Dr. William D. Oliver, Group 89, Quantum Information and Integrated Nanosystems, has been appointed Lincoln Laboratory Fellow. The Laboratory Fellow position recognizes the Laboratory’s strongest technical talent for outstanding contributions to Laboratory and national-level programs over many years. Will has demonstrated sustained, outstanding technical achievement in quantum information science, superconducting electronics, and complementary metal-oxide semiconductor (CMOS) technology operated at cryogenic temperatures.
In conjunction with this announcement, Will is being jointly appointed as Associate Director of the MIT Research Laboratory of Electronics (RLE). Will’s primary responsibility within RLE will be to lead a broad range of quantum information science (QIS) research and development activities. He will also serve as the liaison for technical collaboration between RLE and Lincoln Laboratory.

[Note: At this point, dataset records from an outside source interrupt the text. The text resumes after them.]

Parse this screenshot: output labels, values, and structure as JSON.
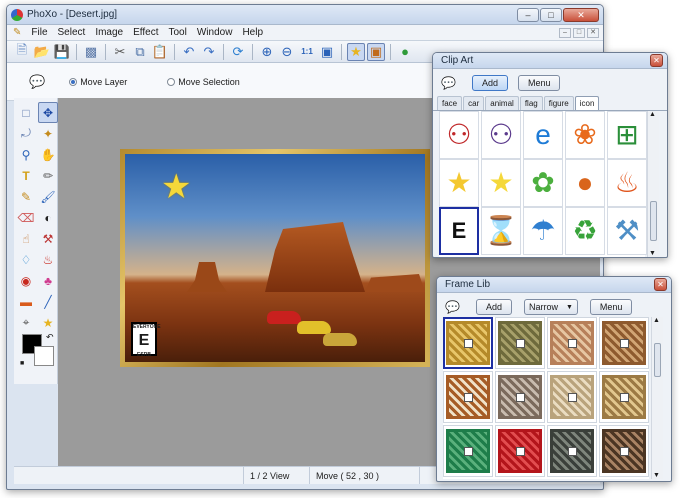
{
  "main_window": {
    "title": "PhoXo - [Desert.jpg]",
    "caption_buttons": [
      "–",
      "□",
      "✕"
    ],
    "mdi_buttons": [
      "–",
      "□",
      "✕"
    ],
    "menu": [
      "File",
      "Select",
      "Image",
      "Effect",
      "Tool",
      "Window",
      "Help"
    ],
    "options": {
      "move_layer": "Move Layer",
      "move_selection": "Move Selection",
      "selected": "move_layer"
    },
    "status": {
      "view": "1 / 2 View",
      "position": "Move ( 52 , 30 )"
    },
    "colors": {
      "foreground": "#000000",
      "background": "#ffffff"
    },
    "canvas": {
      "image_name": "Desert.jpg",
      "esrb_text": "E",
      "esrb_top": "EVERYONE",
      "esrb_bottom": "ESRB"
    }
  },
  "clip_art": {
    "title": "Clip Art",
    "add_label": "Add",
    "menu_label": "Menu",
    "tabs": [
      "face",
      "car",
      "animal",
      "flag",
      "figure",
      "icon"
    ],
    "active_tab": "icon",
    "items": [
      {
        "icon": "autobot-icon",
        "glyph": "⚇",
        "color": "#c0282a"
      },
      {
        "icon": "decepticon-icon",
        "glyph": "⚇",
        "color": "#5b3a8c"
      },
      {
        "icon": "internet-explorer-icon",
        "glyph": "e",
        "color": "#1e7bd6"
      },
      {
        "icon": "msn-butterfly-icon",
        "glyph": "❀",
        "color": "#e86a1c"
      },
      {
        "icon": "windows-logo-icon",
        "glyph": "⊞",
        "color": "#2b8f3a"
      },
      {
        "icon": "star-icon",
        "glyph": "★",
        "color": "#f4c830"
      },
      {
        "icon": "smiling-star-icon",
        "glyph": "★",
        "color": "#f5d83a"
      },
      {
        "icon": "green-gear-face-icon",
        "glyph": "✿",
        "color": "#4caf3e"
      },
      {
        "icon": "basketball-icon",
        "glyph": "●",
        "color": "#d9651c"
      },
      {
        "icon": "campfire-icon",
        "glyph": "♨",
        "color": "#e0541b"
      },
      {
        "icon": "esrb-everyone-icon",
        "glyph": "E",
        "color": "#111111"
      },
      {
        "icon": "hourglass-icon",
        "glyph": "⌛",
        "color": "#3d8ee0"
      },
      {
        "icon": "beach-umbrella-icon",
        "glyph": "☂",
        "color": "#2f7fd0"
      },
      {
        "icon": "recycle-icon",
        "glyph": "♻",
        "color": "#38a33a"
      },
      {
        "icon": "water-faucet-icon",
        "glyph": "⚒",
        "color": "#4f8fc6"
      }
    ]
  },
  "frame_lib": {
    "title": "Frame Lib",
    "add_label": "Add",
    "filter_value": "Narrow",
    "menu_label": "Menu",
    "frames": [
      {
        "outer": "#b58a2a",
        "inner": "#e8c66a"
      },
      {
        "outer": "#6e6a3c",
        "inner": "#a7a06a"
      },
      {
        "outer": "#b7805a",
        "inner": "#e6c6a2"
      },
      {
        "outer": "#8e5a2e",
        "inner": "#d1a574"
      },
      {
        "outer": "#a65c26",
        "inner": "#f0e2c8"
      },
      {
        "outer": "#7b6a5c",
        "inner": "#c8bbae"
      },
      {
        "outer": "#b9a37c",
        "inner": "#eadcc1"
      },
      {
        "outer": "#9c7a44",
        "inner": "#e2c78e"
      },
      {
        "outer": "#1e7d4a",
        "inner": "#5ab07c"
      },
      {
        "outer": "#b3151b",
        "inner": "#e24d4f"
      },
      {
        "outer": "#3a3f3a",
        "inner": "#7e857c"
      },
      {
        "outer": "#4b3523",
        "inner": "#a98364"
      }
    ]
  }
}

Since joining the Lincoln Laboratory in 2003, Will has been strongly engaged in research and development both at the Laboratory and on the MIT campus. At the Laboratory, he has led the development of several quantum and classical information processing technologies. In parallel, he has led collaborative efforts in the Orlando Group at MIT to advance the scientific understanding of superconducting quantum bits (qubits) through widely recognized, seminal experiments that leverage the Laboratory’s strong engineering expertise. Together, these projects have resulted in more than 50 scientific papers in high-profile journals and many invited talks at domestic and international conferences. In conjunction with this work, Will has cosupervised nine postdoctoral researchers and eleven students. Because of these contributions and collaborations, Will was appointed a Professor of the Practice in the MIT Physics Department in July 2015.
Over many years, Will has identified key research directions across the full breadth of technology needed to accomplish large-scale QIS demonstrations, and his technical leadership established much of the Laboratory’s early QIS research portfolio. Will’s primary focus has been in the area of superconducting quantum computing, where he has advanced the state of the art for the design, fabrication, and measurement of qubits in experiments performed at millikelvin temperatures. Will was responsible for launching two companion cryogenic electronics program areas important for future QIS demonstrations and for other Department of Defense advanced computing and imager applications. As part of this work, he laid the foundation for the Laboratory to develop the world’s most advanced fabrication process for superconducting circuits. Will also performed the early proof-of-concept simulations and demonstrations for developing and optimizing CMOS technology for cryogenic operation.
Will received a BS degree in electrical engineering (EE) and a BA degree in Japanese from the University of Rochester. He performed thesis work on superconducting circuits at the University of Rochester and during an internship at Nagoya University in Japan. He received his SM degree in EE from MIT, working with Tod Machover at the MIT Media Lab, and a PhD degree in EE from Stanford University for work on quantum noise and electron entanglement with Prof. Yoshihisa Yamamoto.